The compromise also sets a price ceiling for targeted drugs that is from 40% to 75% of their 2020 inflation-indexed average price. Drug makers would be allowed to make some profit since small-molecule compounds would be excluded from price controls for nine years after their launch, as would complex biologics for 13 years.

But the price controls would still reduce the incentive for companies to spend money testing drugs for new purposes. Many drugs are initially approved only for a subset of patients, and companies later seek regulatory approval to expand indications to more patients or illnesses after doing more trials, which can take years. For example, the “compromise” price controls could make drug makers less likely to test whether immunotherapies that work against one form of lymphoma work against other forms. The result: Fewer patients will benefit from drug innovation.

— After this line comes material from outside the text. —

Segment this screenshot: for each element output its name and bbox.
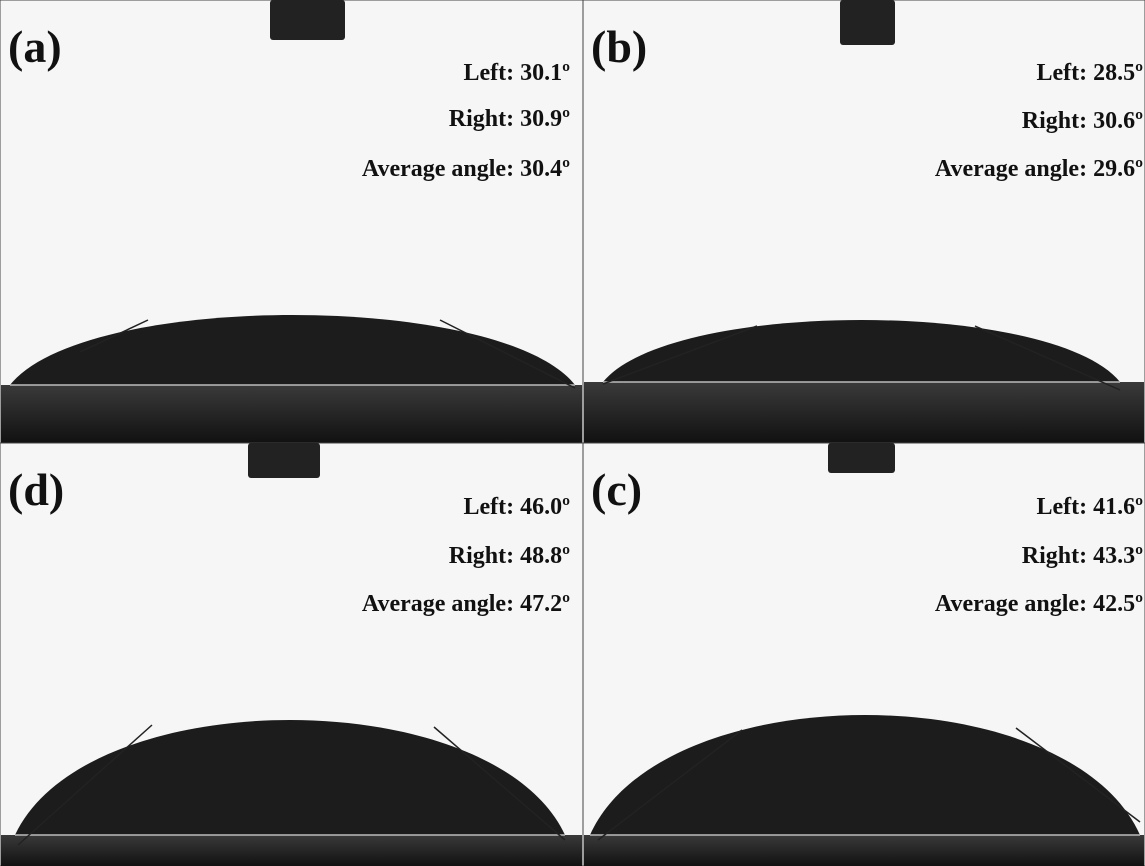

Branded drugs will also see less generic competition, which will result in higher prices. New biosimilar competitors to biologics on average have reduced prices by 30%. Four or more generic entrants into a drug market on average drive down prices by nearly 80%.

Generic manufacturers on average spend $100 million to $250 million to bring a biosimilar to market. They won’t invest that much if the government may later undercut them by imposing lower prices on branded drugs. Government discounts might reduce prices that Medicare pays on some drugs, but overall drug prices will stay higher if investment in new generics diminishes. Drug makers will also no doubt increase prices for privately insured patients to make up for Medicare discounts, as they do for required Medicaid rebates.

Democrats also want to require drug makers to pay Medicare rebates on all drugs sold if their prices increase faster than the consumer-price index. This price cap, which extends to drugs in the private insurance market, provides Democrats a huge revenue windfall to finance their spending bill. Generic manufacturers would lose money whenever their supply costs rise faster than inflation while branded manufacturers will respond by launching drugs at higher prices.

These technical complexities aren’t understood by most Members, much less the public. So Democrats are highlighting a new $2,000 cap on out-of-pocket costs for Medicare Part D beneficiaries, which would provide seniors a tangible financial benefit. Most of the other “savings” accrue to government.

Republicans also support redesigning Part D to limit out-of-pocket costs, but the rub has been apportioning the new benefit’s costs among government, drug makers and insurance plans. Beneficiaries currently pay 5% of drug costs for catastrophic coverage while the government covers 80% and plans pay 15%.

Democrats want to eliminate the patient costs while shifting most of the government’s costs to private parties. This will save the government money, but who knows how drug makers and health plans will respond. Democratic leaders are also eager to pass their bill before a CBO analysis that might reveal these unintended consequences. Remember: There’s no such thing as a free drug.